薩摩藩の初代創設者「島津忠久」ゆかりの地をめぐる旅
代々薩摩藩を支えてきた島津家。島津家の歴史をご存知でしょうか。初代島津家の島津忠久の思いが今もな出水麓にはあふれています。いにしえの鼓動が聞こえる町、出水(いずみ)武家屋敷群。
歴史に、文化に、時を越えた浪漫を感じることができる魅力ある場所です。ゆっくりと出水麓(いずみふもと)を散策してみては。
この記事の目次
島津家のはじまりは源頼朝だった!薩摩藩の初代創設者「島津忠久」
島津家の誕生は源平の頃から始まります。頼朝の寵愛(ちょうあい)を受けていた丹後局が子供を身ごもり、これを知った頼朝の正室北条政子に妬まれました。そのため鎌倉を逃れ、大阪府の住吉大社につき、忠久を産みました。住吉大社の境内には忠久誕生石が、島津家における稲荷信仰や雨を瑞兆とする慣わしはこの故事に由来するものであるとされています。
その後、元旦参拝のため住吉大社を訪れた摂政(せっしょう)近衛基通(このえもとみち)に救われます。丹後局は、近衛基通の家来・惟宗広言(ひろこと)のもとに嫁ぎ、忠久も惟宗を名乗ることになりました。
頼朝は忠久誕生の知らせを受け「三郎」の名を与えました。1185年に頼朝と初めて対面し、頼朝の家臣畠山重忠(しげただ)の一字を得て「忠久」と名乗る事になり、その後九州をおさめるようになりました。
島津忠久によって鎌倉時代に作られた日本最古の禅寺、感応禅寺
島津忠久がこの町をつくった証が沢山のこされています。そのひとつに島津忠久によって鎌倉時代に作られた日本最古の禅寺、感応禅寺があります。
市指定文化財の感応寺仁王像が威厳ある風格で立っています。感応禅寺は初代島津家、島津忠久によって鎌倉時代に作られた日本最古の禅寺です。竹林に囲まれた参道はとてもに風情があります。
中に入ると子安地蔵が祭ってありました。子育て祈願、また先に旅立っていった子供たちの供養をすることができます。
境内には、市指定文化財にもなっている五廟社(ごびょうしゃ)があります。
五廟社とは、薩摩藩の創設者初代島津忠久、忠時、久経、忠宗、貞久の島津家5代の墓碑です。ひんやりとした空気に体も心も包まれ、神聖な気持ちに浸ることができました。

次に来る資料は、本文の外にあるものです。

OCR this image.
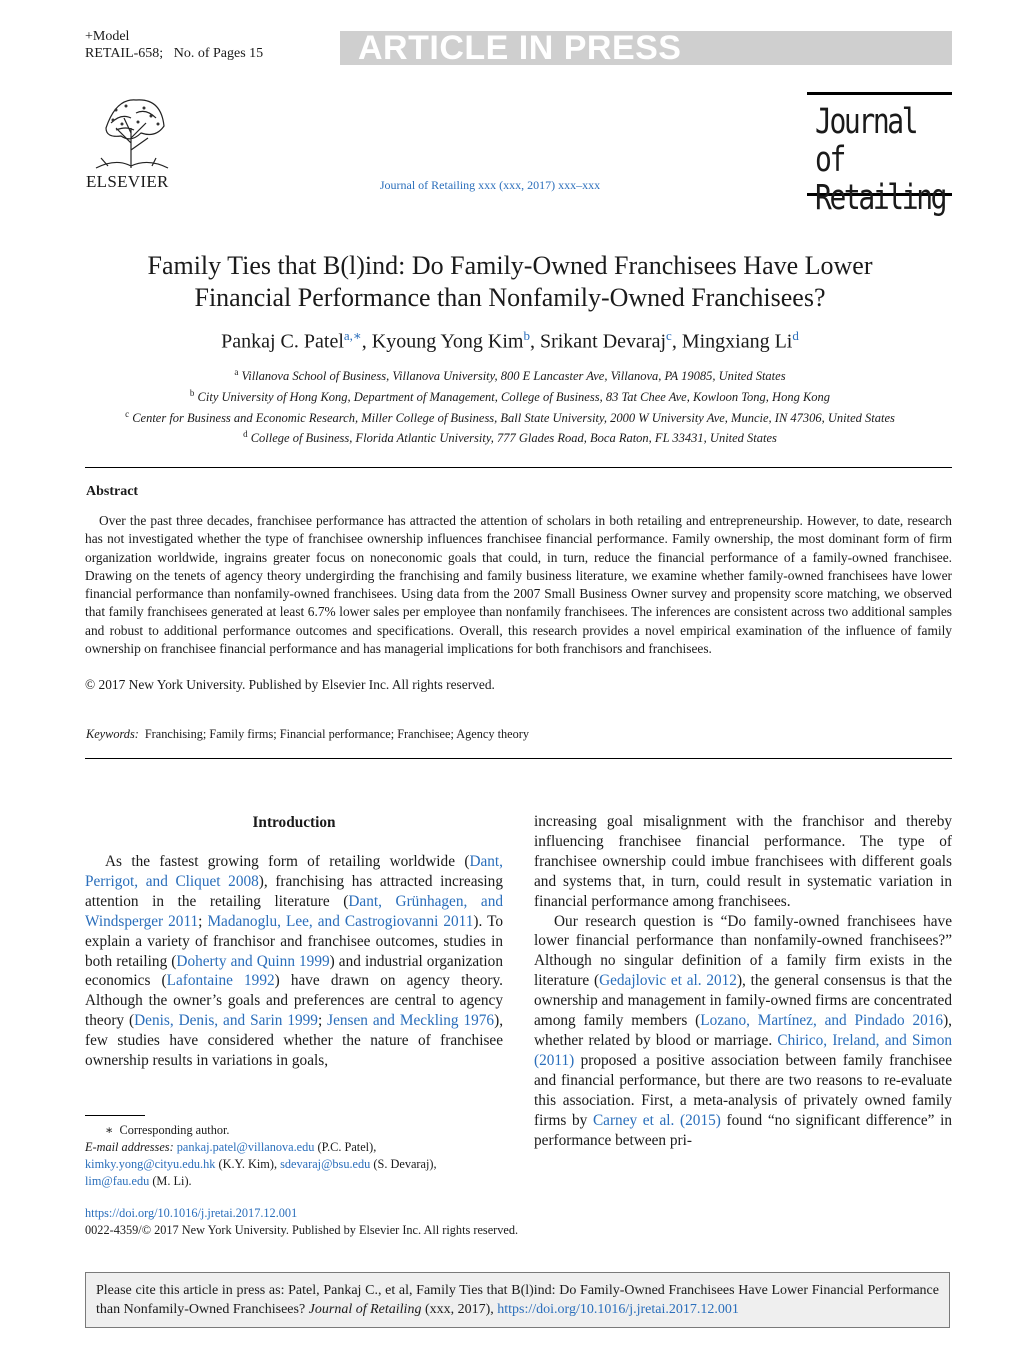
+Model
RETAIL-658; No. of Pages 15	ARTICLE IN PRESS
ELSEVIER	Journal of Retailing xxx (xxx, 2017) xxx–xxx
Journal of
Retailing
Family Ties that B(l)ind: Do Family-Owned Franchisees Have Lower
Financial Performance than Nonfamily-Owned Franchisees?
Pankaj C. Patel$^{a,∗}$, Kyoung Yong Kim$^b$, Srikant Devaraj$^c$, Mingxiang Li$^d$
$^a$ Villanova School of Business, Villanova University, 800 E Lancaster Ave, Villanova, PA 19085, United States
$^b$ City University of Hong Kong, Department of Management, College of Business, 83 Tat Chee Ave, Kowloon Tong, Hong Kong
$^c$ Center for Business and Economic Research, Miller College of Business, Ball State University, 2000 W University Ave, Muncie, IN 47306, United States
$^d$ College of Business, Florida Atlantic University, 777 Glades Road, Boca Raton, FL 33431, United States
Abstract

Over the past three decades, franchisee performance has attracted the attention of scholars in both retailing and entrepreneurship. However, to date, research has not investigated whether the type of franchisee ownership influences franchisee financial performance. Family ownership, the most dominant form of firm organization worldwide, ingrains greater focus on noneconomic goals that could, in turn, reduce the financial performance of a family-owned franchisee. Drawing on the tenets of agency theory undergirding the franchising and family business literature, we examine whether family-owned franchisees have lower financial performance than nonfamily-owned franchisees. Using data from the 2007 Small Business Owner survey and propensity score matching, we observed that family franchisees generated at least 6.7% lower sales per employee than nonfamily franchisees. The inferences are consistent across two additional samples and robust to additional performance outcomes and specifications. Overall, this research provides a novel empirical examination of the influence of family ownership on franchisee financial performance and has managerial implications for both franchisors and franchisees.

© 2017 New York University. Published by Elsevier Inc. All rights reserved.
Keywords: Franchising; Family firms; Financial performance; Franchisee; Agency theory
Introduction

As the fastest growing form of retailing worldwide (Dant, Perrigot, and Cliquet 2008), franchising has attracted increasing attention in the retailing literature (Dant, Grünhagen, and Windsperger 2011; Madanoglu, Lee, and Castrogiovanni 2011). To explain a variety of franchisor and franchisee outcomes, studies in both retailing (Doherty and Quinn 1999) and industrial organization economics (Lafontaine 1992) have drawn on agency theory. Although the owner’s goals and preferences are central to agency theory (Denis, Denis, and Sarin 1999; Jensen and Meckling 1976), few studies have considered whether the nature of franchisee ownership results in variations in goals,

increasing goal misalignment with the franchisor and thereby influencing franchisee financial performance. The type of franchisee ownership could imbue franchisees with different goals and systems that, in turn, could result in systematic variation in financial performance among franchisees.

Our research question is “Do family-owned franchisees have lower financial performance than nonfamily-owned franchisees?” Although no singular definition of a family firm exists in the literature (Gedajlovic et al. 2012), the general consensus is that the ownership and management in family-owned firms are concentrated among family members (Lozano, Martínez, and Pindado 2016), whether related by blood or marriage. Chirico, Ireland, and Simon (2011) proposed a positive association between family franchisee and financial performance, but there are two reasons to re-evaluate this association. First, a meta-analysis of privately owned family firms by Carney et al. (2015) found “no significant difference” in performance between pri-

∗ Corresponding author.
E-mail addresses: pankaj.patel@villanova.edu (P.C. Patel),
kimky.yong@cityu.edu.hk (K.Y. Kim), sdevaraj@bsu.edu (S. Devaraj),
lim@fau.edu (M. Li).
https://doi.org/10.1016/j.jretai.2017.12.001
0022-4359/© 2017 New York University. Published by Elsevier Inc. All rights reserved.
Please cite this article in press as: Patel, Pankaj C., et al, Family Ties that B(l)ind: Do Family-Owned Franchisees Have Lower Financial Performance than Nonfamily-Owned Franchisees? Journal of Retailing (xxx, 2017), https://doi.org/10.1016/j.jretai.2017.12.001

近くには、天然記念物に指定されているソテツという植物もありました。神聖な雰囲気の中に貴重なものがたくさんある禅寺でした。
所在地 : 鹿児島県出水市 野田町下名5735
島津忠久が信州から勧請した子授け・子宝安産の神様「諏訪神社」
島津忠久が信州より勧請した諏訪神社があります。武家屋敷群に戻りまた歩いていると、ひっそりと佇む諏訪神社が現れました。鳥居をくぐり、大きな銀杏の木に囲まれた参道は歩くだけで神聖な気分になります。

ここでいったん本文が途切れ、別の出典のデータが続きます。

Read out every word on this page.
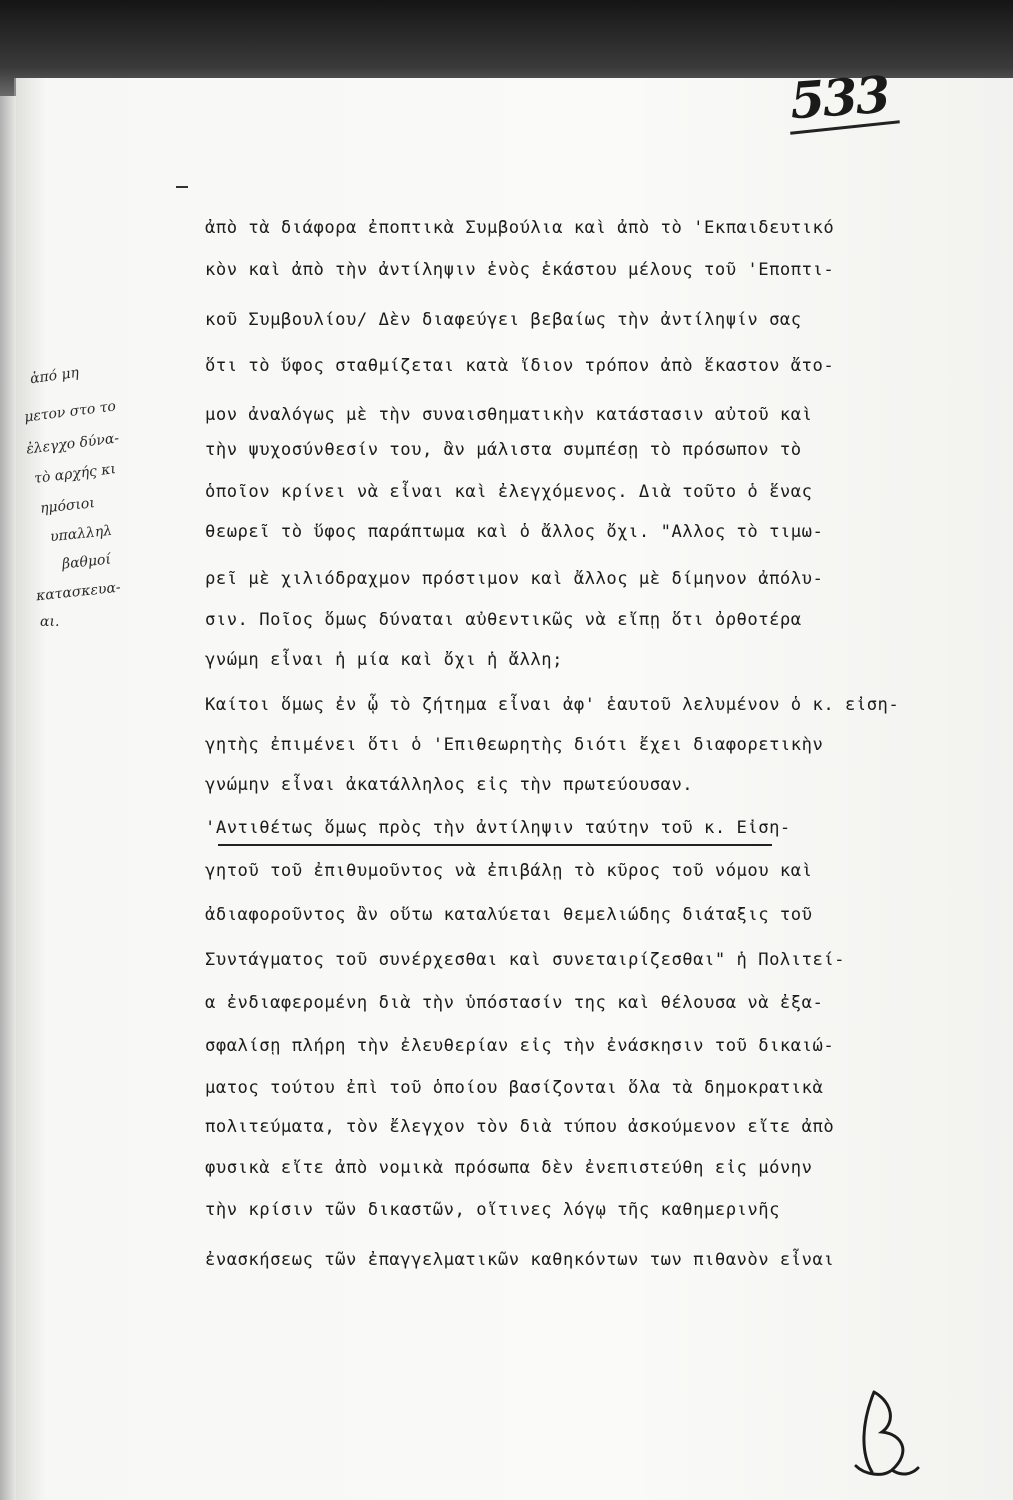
533
ἀπὸ τὰ διάφορα ἐποπτικὰ Συμβούλια καὶ ἀπὸ τὸ 'Εκπαιδευτικό
κὸν καὶ ἀπὸ τὴν ἀντίληψιν ἑνὸς ἑκάστου μέλους τοῦ 'Εποπτι-
κοῦ Συμβουλίου/ Δὲν διαφεύγει βεβαίως τὴν ἀντίληψίν σας
ὅτι τὸ ὕφος σταθμίζεται κατὰ ἴδιον τρόπον ἀπὸ ἕκαστον ἄτο-
μον ἀναλόγως μὲ τὴν συναισθηματικὴν κατάστασιν αὐτοῦ καὶ
τὴν ψυχοσύνθεσίν του, ἂν μάλιστα συμπέσῃ τὸ πρόσωπον τὸ
ὁποῖον κρίνει νὰ εἶναι καὶ ἐλεγχόμενος. Διὰ τοῦτο ὁ ἕνας
θεωρεῖ τὸ ὕφος παράπτωμα καὶ ὁ ἄλλος ὄχι. "Αλλος τὸ τιμω-
ρεῖ μὲ χιλιόδραχμον πρόστιμον καὶ ἄλλος μὲ δίμηνον ἀπόλυ-
σιν. Ποῖος ὅμως δύναται αὐθεντικῶς νὰ εἴπῃ ὅτι ὀρθοτέρα
γνώμη εἶναι ἡ μία καὶ ὄχι ἡ ἄλλη;
Καίτοι ὅμως ἐν ᾧ τὸ ζήτημα εἶναι ἀφ' ἑαυτοῦ λελυμένον ὁ κ. εἰση-
γητὴς ἐπιμένει ὅτι ὁ 'Επιθεωρητὴς διότι ἔχει διαφορετικὴν
γνώμην εἶναι ἀκατάλληλος εἰς τὴν πρωτεύουσαν.
'Αντιθέτως ὅμως πρὸς τὴν ἀντίληψιν ταύτην τοῦ κ. Εἰση-
γητοῦ τοῦ ἐπιθυμοῦντος νὰ ἐπιβάλῃ τὸ κῦρος τοῦ νόμου καὶ
ἀδιαφοροῦντος ἂν οὕτω καταλύεται θεμελιώδης διάταξις τοῦ
Συντάγματος τοῦ συνέρχεσθαι καὶ συνεταιρίζεσθαι" ἡ Πολιτεί-
α ἐνδιαφερομένη διὰ τὴν ὑπόστασίν της καὶ θέλουσα νὰ ἐξα-
σφαλίσῃ πλήρη τὴν ἐλευθερίαν εἰς τὴν ἐνάσκησιν τοῦ δικαιώ-
ματος τούτου ἐπὶ τοῦ ὁποίου βασίζονται ὅλα τὰ δημοκρατικὰ
πολιτεύματα, τὸν ἔλεγχον τὸν διὰ τύπου ἀσκούμενον εἴτε ἀπὸ
φυσικὰ εἴτε ἀπὸ νομικὰ πρόσωπα δὲν ἐνεπιστεύθη εἰς μόνην
τὴν κρίσιν τῶν δικαστῶν, οἵτινες λόγῳ τῆς καθημερινῆς
ἐνασκήσεως τῶν ἐπαγγελματικῶν καθηκόντων των πιθανὸν εἶναι
ἀπό μη
μετον στο το
ἐλεγχο δύνα-
τὸ αρχής κι
ημόσιοι
υπαλληλ
βαθμοί
κατασκευα-
αι.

諏訪神社には古くから戦の神様が祭られているとされています。この出水諏訪神社は、鹿児島県最古の諏訪神社であり、さらに子授け・子宝安産の神様もいるようです。
中に入ると子宝いぬがお出迎えしてくれます。自分の干支を撫でながら安産・無事成長を祈願します。
樹齢約600年から700年といわれている銀杏の木です。今もなお堂々と生きている姿に圧巻です。
諏訪神社の入り口すぐ横に石敢當(せっかんとう)がありました。石敢當とは一種の魔除けであり、「向かうところ敵なし」という意味です。
いにしえの時代に生きた武士たちの心の支えになっていたことでしょう。
所在地 : 鹿児島県出水市麓町13-38
鎌倉時代というと史跡はそこまで残っておらず、イメージがしにくいですが、出水には島津忠久がまちづくりをした跡がたくさん残っていました。出水武家屋敷群に訪れる際にぜひ合わせて訪れてみてはいかがでしょうか。